Kisah Mengerikan Keris Sang Pangeran Diponegoro

Pada Januari 1831, tak lama setelah kedatangannya di Belanda. SRP Van de Castelli, mantan direktur Kabinet Kerajaan di Den Haag, meminta Rendon untuk mengidentifikasi Chris orang Jawa. Perdana Menteri adalah Koninklake van Zaldsaheden.

Sebelumnya, Sentot Alibasya Pravirodirjo, seorang perwira militer Diponegalian di sisi Belanda, mengidentifikasi dan memperbarui informasi bahwa Kendo adalah Pangeran Pangeran Diponegoro yang asli. Namun, Castile ingin Radin Saleh memiliki pendapat kedua.

“Mustahil membayangkan bagaimana perasaan seorang Saleh muda ketika dia membawa Chris Diponegoro yang agung? Apa yang gemetar di tubuhnya? Beberapa keluarga mereka bertempur bersama Diponegoro, dan mereka harus berkorban banyak. Tiba-tiba, sisa-sisa, sisa-sisa, menjadi inti dari kekuatan magis Diponegoro,” tulis bin Laden. Favour dan Werner Klaus dalam pekerjaan mereka.

Radin Saleh memberikan penilaian singkat tentang Chris Prince Kipun Nugg Siloman:

“Pemberontakan adalah pemilik. Semua hal milik raja menggunakan nama ini. Nogo adalah ular dongeng dengan mahkota di kepalanya. Setan adalah nama yang terkait dengan bakat luar biasa, kemampuan untuk menghilang, dll. Jadi, sementara nama yang luar biasa dapat diterjemahkan, Chris Kairis Nogo Siluman Apakah Raja Ular Penyihir.

Menurut Klaus, ketika bin Laden mengatakan hal-hal semacam itu pada Saleh, ia mungkin berlutut di hadapan Chris dan menangis. Namun, tidak ada kelemahan di kantor Van Castilla. Orang harus menebak bahwa gangguan dalam kepribadiannya tidak biasa Batu Akik Natural.

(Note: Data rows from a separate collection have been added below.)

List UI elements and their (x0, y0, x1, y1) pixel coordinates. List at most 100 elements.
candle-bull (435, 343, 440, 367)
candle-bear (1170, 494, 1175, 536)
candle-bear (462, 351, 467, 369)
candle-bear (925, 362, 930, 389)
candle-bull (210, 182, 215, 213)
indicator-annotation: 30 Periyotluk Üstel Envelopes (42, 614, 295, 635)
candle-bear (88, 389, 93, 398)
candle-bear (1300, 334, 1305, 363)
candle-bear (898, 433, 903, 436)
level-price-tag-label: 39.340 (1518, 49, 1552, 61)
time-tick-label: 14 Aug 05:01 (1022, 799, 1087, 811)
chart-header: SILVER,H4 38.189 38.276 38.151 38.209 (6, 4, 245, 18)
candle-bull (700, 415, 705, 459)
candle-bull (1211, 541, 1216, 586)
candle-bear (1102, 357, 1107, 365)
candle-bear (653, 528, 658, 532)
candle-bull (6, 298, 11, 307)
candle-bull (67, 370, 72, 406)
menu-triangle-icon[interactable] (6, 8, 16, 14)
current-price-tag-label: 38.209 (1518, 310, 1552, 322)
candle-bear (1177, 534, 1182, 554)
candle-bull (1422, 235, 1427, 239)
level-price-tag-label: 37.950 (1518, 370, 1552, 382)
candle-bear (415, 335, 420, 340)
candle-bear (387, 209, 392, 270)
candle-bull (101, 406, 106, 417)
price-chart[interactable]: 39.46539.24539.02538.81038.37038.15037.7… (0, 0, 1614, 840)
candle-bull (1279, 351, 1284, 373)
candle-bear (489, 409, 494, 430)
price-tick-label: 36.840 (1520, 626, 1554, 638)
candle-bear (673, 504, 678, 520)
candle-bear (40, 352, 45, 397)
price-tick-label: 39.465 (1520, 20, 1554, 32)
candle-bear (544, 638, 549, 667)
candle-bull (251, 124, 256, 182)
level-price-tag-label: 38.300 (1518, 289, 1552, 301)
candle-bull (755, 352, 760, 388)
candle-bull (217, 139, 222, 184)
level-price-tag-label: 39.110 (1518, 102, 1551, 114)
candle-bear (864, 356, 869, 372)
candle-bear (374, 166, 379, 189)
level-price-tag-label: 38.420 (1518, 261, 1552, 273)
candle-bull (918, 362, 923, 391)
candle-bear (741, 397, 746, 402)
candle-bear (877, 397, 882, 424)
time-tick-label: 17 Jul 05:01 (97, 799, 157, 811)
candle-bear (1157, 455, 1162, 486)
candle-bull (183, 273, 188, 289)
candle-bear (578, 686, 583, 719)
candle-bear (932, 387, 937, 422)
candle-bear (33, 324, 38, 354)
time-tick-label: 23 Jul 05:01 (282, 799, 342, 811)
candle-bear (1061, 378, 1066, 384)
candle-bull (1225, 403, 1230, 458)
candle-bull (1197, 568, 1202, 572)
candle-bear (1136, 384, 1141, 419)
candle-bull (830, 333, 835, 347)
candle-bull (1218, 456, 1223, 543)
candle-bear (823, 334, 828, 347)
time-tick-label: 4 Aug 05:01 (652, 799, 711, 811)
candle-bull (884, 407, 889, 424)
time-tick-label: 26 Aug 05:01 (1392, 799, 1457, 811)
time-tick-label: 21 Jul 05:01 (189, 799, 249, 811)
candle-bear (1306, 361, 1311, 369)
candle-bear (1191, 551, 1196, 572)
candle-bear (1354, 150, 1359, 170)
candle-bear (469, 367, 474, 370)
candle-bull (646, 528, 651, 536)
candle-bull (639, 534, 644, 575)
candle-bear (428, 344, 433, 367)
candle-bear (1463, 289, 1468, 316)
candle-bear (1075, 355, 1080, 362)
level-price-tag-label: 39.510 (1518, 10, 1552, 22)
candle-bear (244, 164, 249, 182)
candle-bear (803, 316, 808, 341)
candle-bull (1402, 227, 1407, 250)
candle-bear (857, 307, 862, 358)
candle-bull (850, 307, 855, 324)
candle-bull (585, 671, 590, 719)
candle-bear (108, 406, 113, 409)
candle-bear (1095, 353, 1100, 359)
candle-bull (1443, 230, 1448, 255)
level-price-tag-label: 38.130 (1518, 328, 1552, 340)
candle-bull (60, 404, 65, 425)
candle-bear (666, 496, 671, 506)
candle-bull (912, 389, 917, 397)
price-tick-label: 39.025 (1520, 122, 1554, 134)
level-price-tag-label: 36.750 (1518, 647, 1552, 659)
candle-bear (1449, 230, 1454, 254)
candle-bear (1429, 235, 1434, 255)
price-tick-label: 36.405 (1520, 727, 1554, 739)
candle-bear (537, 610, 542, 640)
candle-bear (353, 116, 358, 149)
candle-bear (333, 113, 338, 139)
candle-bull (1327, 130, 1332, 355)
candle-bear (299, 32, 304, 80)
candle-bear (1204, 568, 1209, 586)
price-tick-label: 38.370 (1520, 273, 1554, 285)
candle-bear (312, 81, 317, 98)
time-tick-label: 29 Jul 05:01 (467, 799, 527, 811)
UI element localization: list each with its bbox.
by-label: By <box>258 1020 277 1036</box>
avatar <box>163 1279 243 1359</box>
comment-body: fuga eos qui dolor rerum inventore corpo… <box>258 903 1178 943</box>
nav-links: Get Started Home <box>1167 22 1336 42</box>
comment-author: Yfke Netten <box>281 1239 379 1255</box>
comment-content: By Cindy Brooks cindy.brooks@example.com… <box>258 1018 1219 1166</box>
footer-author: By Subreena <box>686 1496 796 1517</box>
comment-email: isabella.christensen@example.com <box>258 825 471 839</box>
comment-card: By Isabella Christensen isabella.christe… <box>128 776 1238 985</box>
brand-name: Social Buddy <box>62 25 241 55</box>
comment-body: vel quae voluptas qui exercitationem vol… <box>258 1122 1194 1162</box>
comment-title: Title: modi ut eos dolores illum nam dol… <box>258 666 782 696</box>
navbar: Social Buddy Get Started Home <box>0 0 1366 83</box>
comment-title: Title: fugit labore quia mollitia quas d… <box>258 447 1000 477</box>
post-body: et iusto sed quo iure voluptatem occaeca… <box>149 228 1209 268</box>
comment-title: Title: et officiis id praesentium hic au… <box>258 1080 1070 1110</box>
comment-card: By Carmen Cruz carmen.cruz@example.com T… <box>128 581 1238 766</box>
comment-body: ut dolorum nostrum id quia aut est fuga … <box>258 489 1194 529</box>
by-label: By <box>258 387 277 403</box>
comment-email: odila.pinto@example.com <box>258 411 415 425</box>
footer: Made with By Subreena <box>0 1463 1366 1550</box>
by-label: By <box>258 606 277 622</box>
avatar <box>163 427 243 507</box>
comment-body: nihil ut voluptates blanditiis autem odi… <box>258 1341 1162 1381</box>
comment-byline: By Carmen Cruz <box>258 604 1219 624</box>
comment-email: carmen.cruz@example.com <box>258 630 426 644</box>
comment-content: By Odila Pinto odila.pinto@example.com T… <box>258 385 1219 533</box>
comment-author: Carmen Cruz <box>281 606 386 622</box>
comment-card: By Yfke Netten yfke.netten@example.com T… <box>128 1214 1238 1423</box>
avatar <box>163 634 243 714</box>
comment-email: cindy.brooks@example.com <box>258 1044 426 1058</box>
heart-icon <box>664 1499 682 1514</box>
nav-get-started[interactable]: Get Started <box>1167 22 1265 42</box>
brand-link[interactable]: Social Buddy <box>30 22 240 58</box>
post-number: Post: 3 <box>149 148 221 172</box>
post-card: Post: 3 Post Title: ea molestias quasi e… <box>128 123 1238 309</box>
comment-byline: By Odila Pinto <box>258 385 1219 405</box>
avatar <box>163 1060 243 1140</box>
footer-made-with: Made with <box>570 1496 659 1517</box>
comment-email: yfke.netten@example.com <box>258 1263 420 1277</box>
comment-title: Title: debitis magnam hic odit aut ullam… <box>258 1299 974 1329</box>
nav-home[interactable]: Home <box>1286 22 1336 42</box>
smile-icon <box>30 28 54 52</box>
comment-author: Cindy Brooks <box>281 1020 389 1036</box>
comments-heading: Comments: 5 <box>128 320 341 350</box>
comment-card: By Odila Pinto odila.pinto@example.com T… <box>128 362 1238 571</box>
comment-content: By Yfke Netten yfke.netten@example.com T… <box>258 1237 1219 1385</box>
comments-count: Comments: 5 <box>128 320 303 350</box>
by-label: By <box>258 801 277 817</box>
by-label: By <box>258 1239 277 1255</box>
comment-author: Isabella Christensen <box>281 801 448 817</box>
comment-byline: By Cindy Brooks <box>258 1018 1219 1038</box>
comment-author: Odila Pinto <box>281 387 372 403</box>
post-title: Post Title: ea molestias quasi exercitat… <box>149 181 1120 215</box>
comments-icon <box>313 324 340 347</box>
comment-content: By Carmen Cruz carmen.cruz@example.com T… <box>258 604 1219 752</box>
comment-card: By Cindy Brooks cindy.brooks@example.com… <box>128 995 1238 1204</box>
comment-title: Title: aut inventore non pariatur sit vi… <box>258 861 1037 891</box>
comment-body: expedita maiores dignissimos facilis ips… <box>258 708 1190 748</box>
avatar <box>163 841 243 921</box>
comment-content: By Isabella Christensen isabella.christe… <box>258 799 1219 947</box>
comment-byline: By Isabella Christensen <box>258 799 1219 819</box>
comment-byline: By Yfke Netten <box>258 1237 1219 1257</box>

Mengapa memberi Chris nama rahasia?

Sejarawan Peter Carey mengatakan dalam biografinya tentang Pangeran Diponog bahwa sejarawan Peter Carey mungkin memiliki Diponugu di pantai selatan selama perjalanannya pada 1805. Saya tinggal di Gua Siluman (Guvo Seluman) selama satu malam.

Gua Siluman dikenal sebagai Istana Jiwa dalam lagu Lelembut (Song of the Soul) dan dikelola oleh wakilnya Putri Jenovati di bawah wewenang dewi Pesisir Selatan Ratu Kidul.

Rato Kidul tiba di Diponegoro dengan sentuhan warna. Namun, Diponegoro sangat bergantung pada samara-nya sehingga ia tidak dapat bekerja secara normal. Dia juga mulai, berjanji bahwa waktu akan kembali kepadanya lagi Batu Cincin Mata Kucing Opal Cat eye Asli.

Curry menulis: “Belati warisan Dibonegoro kemudian diserahkan kepada Raja Belanda, William I, sebagai simbol kemenangan dalam perang. Namanya adalah Kangjeng Kiai Naga Siluman.”

Beberapa tahun setelah wawancara Radin Saleh dengan Kiai Nogo Siloman, belati itu menghilang secara misterius. Warisan keluarga lainnya, seperti tombak Kya Rondan, dikembalikan ke Indonesia dan disimpan di Museum Nasional (nomor tambahan 270).

Keberadaan Kiai Nogo Siloman masih belum diketahui.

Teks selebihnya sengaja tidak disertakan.